How to Register as a Tax Adviser
Registration is through your existing Agent Services Account or, if you do not have one, through a new registration process on HMRC's website. You will need:
- Your firm's Unique Taxpayer Reference (UTR) or company registration number
- Details of the individual who will act as the authorised tax adviser for the practice
- Evidence of your professional status — SRA registration number in most cases
- Confirmation of the type of services you provide (select SDLT submissions)
Once registered, you will receive a Tax Adviser Reference Number (TARN). This reference must be quoted on all SDLT submissions from your practice from 19 August 2026.
What This Means for Your Conveyancing Workflow
The registration requirement itself is a one-time administrative step. The operational impact comes from what it enables and what it requires going forward.
Engagement letters must be updated. Your standard engagement letter must now reference your tax adviser registration and include appropriate client authorisation for HMRC interactions. A 64-8 agent authorisation in digital form provides the cleanest basis for this.
Client AML obligations intensify. The Finance Act 2026 registration regime sits alongside existing MLR 2017 obligations. As a registered tax adviser, your AML screening obligations extend to every client for whom you submit SDLT. This is not new — it was always required under MLR 2017 — but the new registration regime makes non-compliance more visible to your supervisor.

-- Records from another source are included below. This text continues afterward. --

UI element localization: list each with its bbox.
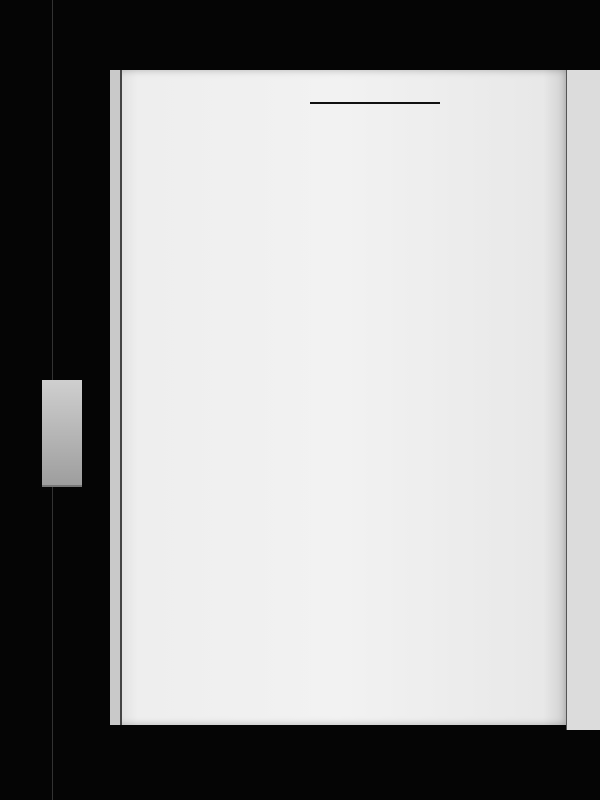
page-binding-edge	[110, 70, 122, 725]
land-grant-page	[110, 70, 566, 725]
title-underline	[310, 102, 440, 104]
adjacent-page	[566, 70, 600, 730]
loose-paper-slip	[42, 380, 82, 487]
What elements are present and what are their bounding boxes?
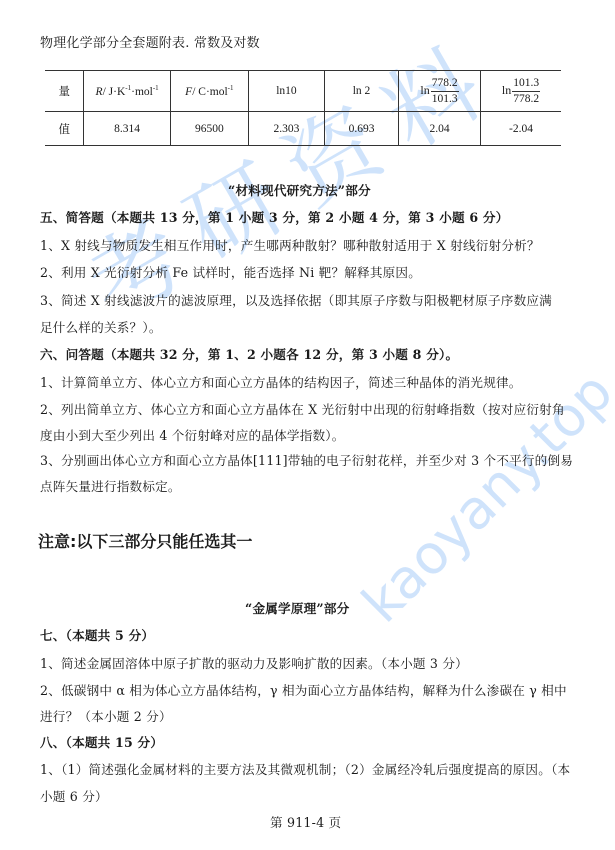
- question-5-item-1: 1、X 射线与物质发生相互作用时，产生哪两种散射？哪种散射适用于 X 射线衍射分…: [40, 235, 540, 254]
- question-7-item-2-cont: 进行？（本小题 2 分）: [40, 706, 172, 725]
- cell-F: F/ C·mol-1: [170, 71, 248, 112]
- value-ln-ratio-1: 2.04: [399, 112, 481, 146]
- table-row-quantity: 量 R/ J·K-1·mol-1 F/ C·mol-1 ln10 ln 2 ln…: [45, 71, 561, 112]
- page-number: 第 911-4 页: [270, 812, 341, 831]
- question-7-item-1: 1、简述金属固溶体中原子扩散的驱动力及影响扩散的因素。（本小题 3 分）: [40, 653, 468, 672]
- row-label-quantity: 量: [45, 71, 84, 112]
- constants-table: 量 R/ J·K-1·mol-1 F/ C·mol-1 ln10 ln 2 ln…: [45, 70, 561, 146]
- cell-ln-ratio-2: ln101.3778.2: [480, 71, 561, 112]
- value-F: 96500: [170, 112, 248, 146]
- value-ln2: 0.693: [324, 112, 398, 146]
- notice-heading: 注意:以下三部分只能任选其一: [38, 529, 252, 552]
- value-ln10: 2.303: [248, 112, 324, 146]
- question-5-heading: 五、简答题（本题共 13 分，第 1 小题 3 分，第 2 小题 4 分，第 3…: [40, 207, 509, 226]
- question-6-heading: 六、问答题（本题共 32 分，第 1、2 小题各 12 分，第 3 小题 8 分…: [40, 344, 458, 363]
- table-row-value: 值 8.314 96500 2.303 0.693 2.04 -2.04: [45, 112, 561, 146]
- question-6-item-3: 3、分别画出体心立方和面心立方晶体[111]带轴的电子衍射花样，并至少对 3 个…: [40, 450, 573, 469]
- question-7-heading: 七、（本题共 5 分）: [40, 625, 154, 644]
- value-R: 8.314: [84, 112, 170, 146]
- cell-ln10: ln10: [248, 71, 324, 112]
- header-title: 物理化学部分全套题附表. 常数及对数: [40, 32, 260, 51]
- question-5-item-3: 3、简述 X 射线滤波片的滤波原理，以及选择依据（即其原子序数与阳极靶材原子序数…: [40, 290, 552, 309]
- value-ln-ratio-2: -2.04: [480, 112, 561, 146]
- section-title-metals: “金属学原理”部分: [245, 598, 349, 617]
- question-6-item-2-cont: 度由小到大至少列出 4 个衍射峰对应的晶体学指数）。: [40, 425, 345, 444]
- cell-ln-ratio-1: ln778.2101.3: [399, 71, 481, 112]
- question-8-item-1-cont: 小题 6 分）: [40, 786, 108, 805]
- cell-ln2: ln 2: [324, 71, 398, 112]
- question-6-item-2: 2、列出简单立方、体心立方和面心立方晶体在 X 光衍射中出现的衍射峰指数（按对应…: [40, 399, 565, 418]
- question-8-item-1: 1、（1）简述强化金属材料的主要方法及其微观机制；（2）金属经冷轧后强度提高的原…: [40, 759, 570, 778]
- section-title-materials: “材料现代研究方法”部分: [228, 180, 371, 199]
- question-7-item-2: 2、低碳钢中 α 相为体心立方晶体结构，γ 相为面心立方晶体结构，解释为什么渗碳…: [40, 680, 567, 699]
- question-6-item-3-cont: 点阵矢量进行指数标定。: [40, 476, 181, 495]
- question-5-item-3-cont: 足什么样的关系？）。: [40, 317, 162, 336]
- question-8-heading: 八、（本题共 15 分）: [40, 732, 163, 751]
- question-6-item-1: 1、计算简单立方、体心立方和面心立方晶体的结构因子，简述三种晶体的消光规律。: [40, 372, 522, 391]
- row-label-value: 值: [45, 112, 84, 146]
- cell-R: R/ J·K-1·mol-1: [84, 71, 170, 112]
- question-5-item-2: 2、利用 X 光衍射分析 Fe 试样时，能否选择 Ni 靶？解释其原因。: [40, 262, 421, 281]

Audit trails matter more. HMRC may audit registered tax advisers. Your records of client authority, submission dates, and SDLT calculations must be complete and retrievable on demand.
How SignFlow Helps
SignFlow Now is built specifically for the post-Finance Act 2026 conveyancing workflow. The platform integrates:
HMRC Agent Authorisation (64-8): Digital 64-8 forms sent to clients via a compliant signing workflow, with a Certificate of Completion for each authorisation. Clients sign in minutes on any device.

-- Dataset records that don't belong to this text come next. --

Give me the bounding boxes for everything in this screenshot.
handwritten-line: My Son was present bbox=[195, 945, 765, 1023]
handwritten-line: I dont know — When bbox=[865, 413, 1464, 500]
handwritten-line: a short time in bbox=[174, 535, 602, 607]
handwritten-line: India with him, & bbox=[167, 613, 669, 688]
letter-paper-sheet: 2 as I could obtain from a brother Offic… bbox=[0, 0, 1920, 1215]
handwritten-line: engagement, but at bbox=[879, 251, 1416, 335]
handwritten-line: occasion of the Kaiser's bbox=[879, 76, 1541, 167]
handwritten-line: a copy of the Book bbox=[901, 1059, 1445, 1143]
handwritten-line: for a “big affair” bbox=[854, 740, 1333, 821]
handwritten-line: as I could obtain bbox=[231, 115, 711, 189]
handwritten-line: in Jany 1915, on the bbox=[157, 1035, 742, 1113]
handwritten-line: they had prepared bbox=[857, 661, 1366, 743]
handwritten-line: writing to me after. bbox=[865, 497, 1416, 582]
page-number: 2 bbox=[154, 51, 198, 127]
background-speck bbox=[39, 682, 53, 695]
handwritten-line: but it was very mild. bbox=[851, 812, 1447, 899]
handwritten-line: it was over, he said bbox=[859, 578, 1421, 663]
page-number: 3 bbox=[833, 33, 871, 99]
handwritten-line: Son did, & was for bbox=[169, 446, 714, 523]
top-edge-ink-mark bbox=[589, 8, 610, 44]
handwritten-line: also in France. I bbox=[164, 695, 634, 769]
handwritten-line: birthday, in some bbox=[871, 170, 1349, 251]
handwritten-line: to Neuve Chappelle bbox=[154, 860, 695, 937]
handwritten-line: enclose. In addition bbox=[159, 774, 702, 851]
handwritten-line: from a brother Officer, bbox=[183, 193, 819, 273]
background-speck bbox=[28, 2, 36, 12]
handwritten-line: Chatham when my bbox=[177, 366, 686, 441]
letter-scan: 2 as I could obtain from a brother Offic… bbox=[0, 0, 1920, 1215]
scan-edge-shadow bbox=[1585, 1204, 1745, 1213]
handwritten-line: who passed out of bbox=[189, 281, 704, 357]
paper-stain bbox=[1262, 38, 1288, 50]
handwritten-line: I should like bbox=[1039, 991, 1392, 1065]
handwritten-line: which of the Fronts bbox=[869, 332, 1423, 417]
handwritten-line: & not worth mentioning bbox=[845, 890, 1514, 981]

SDLT Workflow: Integrated SDLT preparation and submission tracking, with audit records aligned to the new tax adviser registration requirements.
AML Declarations and Identity Verification: Biometric identity checks, sanctions screening, and PEP checks built into your client onboarding flow — meeting the combined SDLT and MLR 2017 obligations in one workflow.
Engagement Letters with Compliant Wording: Updated engagement letter templates that include the new tax adviser reference requirements and client consent language.
Every document is stored with a SHA-256 cryptographic audit trail. If HMRC audits your practice, you have complete, timestamped records of every client authorisation and every interaction.
Action Plan for Conveyancing Practices
The 18 August 2026 deadline is approaching. Here is what to do this week:
- Check whether your firm has an Agent Services Account — if not, register immediately
- Begin the tax adviser registration process — allow eight weeks for processing
- Identify all active conveyancing matters and confirm SDLT submission obligations
- Update your engagement letter template to include tax adviser reference language
- Brief your conveyancing team on the new workflow requirements
- Review your AML procedures for SDLT-related clients
Practices that act now will complete registration with time to spare. Practices that wait until August risk missing the deadline and being unable to complete transactions.